第78話 交換ではなく持ち寄り
村の大人たちは、ミレヴァールの写しを前にして黙っていた。
知らない国の記録を読むことは、少し不思議なことだった。
敵ではない。
けれど、身内でもない。
持ち寄りの荷の中に、向こうの壺や布が混ざることはある。こちらの炭や干し茸が、どこかへ運ばれることもある。
それでも、顔を合わせて助け合う相手ではなかった。
ガルドが口を開いた。
「これは、こちらが何か渡すのか」
フィアナはうなずいた。
「グランツ大灯院は、ベルクレインの冬前の蔵守りを写して返すつもりです、火入れ、棚の空け方、古い藁の扱い、灯りで奥を見る手順です」
「売るわけじゃないんだな」
「はい、灯院同士の記録の持ち寄りです」
持ち寄り。
その言葉なら、村人にも分かる。
余っているから渡すのではない。偉いから配るのでもない。足りないものを出し合い、冬を越すために分ける。
ミレナが静かに言った。
「うちの村だって、炭を出して粗塩をもらう、干し茸を出して針をもらう、そうしなきゃ回らない」
「記録も同じかもしれません」
フィアナは言った。
「こちらに余っている知恵ではありません、こちらにも必要なものです、でも、写しを分ければ、なくなりません」
アルノはその言葉に顔を上げた。
炭は分ければ減る。
塩も、針金も、油も減る。
けれど、記録は写せば残る。
もちろん紙も手間も必要だ。
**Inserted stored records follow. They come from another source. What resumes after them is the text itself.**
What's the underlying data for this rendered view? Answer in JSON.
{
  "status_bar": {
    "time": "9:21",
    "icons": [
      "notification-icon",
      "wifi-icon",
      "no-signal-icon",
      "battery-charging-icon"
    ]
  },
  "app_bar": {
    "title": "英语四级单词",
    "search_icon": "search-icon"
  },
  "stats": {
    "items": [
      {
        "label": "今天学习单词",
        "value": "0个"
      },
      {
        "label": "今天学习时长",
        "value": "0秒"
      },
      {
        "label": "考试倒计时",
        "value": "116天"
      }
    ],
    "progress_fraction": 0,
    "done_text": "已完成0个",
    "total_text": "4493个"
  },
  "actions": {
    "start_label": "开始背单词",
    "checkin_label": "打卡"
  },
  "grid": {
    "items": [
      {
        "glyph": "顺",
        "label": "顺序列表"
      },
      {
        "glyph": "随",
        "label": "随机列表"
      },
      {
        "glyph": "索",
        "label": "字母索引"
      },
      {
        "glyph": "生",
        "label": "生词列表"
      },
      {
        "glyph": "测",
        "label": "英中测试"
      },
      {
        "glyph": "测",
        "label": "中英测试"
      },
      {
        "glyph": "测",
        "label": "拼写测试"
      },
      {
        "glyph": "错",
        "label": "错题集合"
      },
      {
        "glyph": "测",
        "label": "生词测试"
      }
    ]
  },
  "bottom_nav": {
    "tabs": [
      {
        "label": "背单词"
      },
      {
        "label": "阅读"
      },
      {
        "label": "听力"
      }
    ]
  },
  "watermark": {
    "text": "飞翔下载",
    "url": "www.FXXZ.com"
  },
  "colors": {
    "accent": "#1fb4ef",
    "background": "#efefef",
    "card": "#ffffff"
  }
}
それでも、食べ物のようになくなるわけではない。
カインがぽつりと言った。
「じゃあ、いっぱい写せばいいんじゃねえの?」
フィアナは困ったように笑った。
「紙も人手も足りません」
「あ、そっか」
「でも、必要なところから写せます」
バルナ婆さんが腕を組んだ。
「なら、難しい祈りの言葉より、手順を先にしな、棚を空けろ、藁を出せ、火は大人が見ろ、そういうやつだ」
「はい」
フィアナは力強くうなずいた。
アルノは胸の奥が少し温かくなった。
これなら、遠くの村にも届くかもしれない。
偉い人の命令ではなく、勝ち負けでもなく、持ち寄りとして。
足りないものを、少しずつ出し合う。
それはラーデ村がずっとしてきたことだった。
ただ、その輪が少しだけ遠くへ広がるのだ。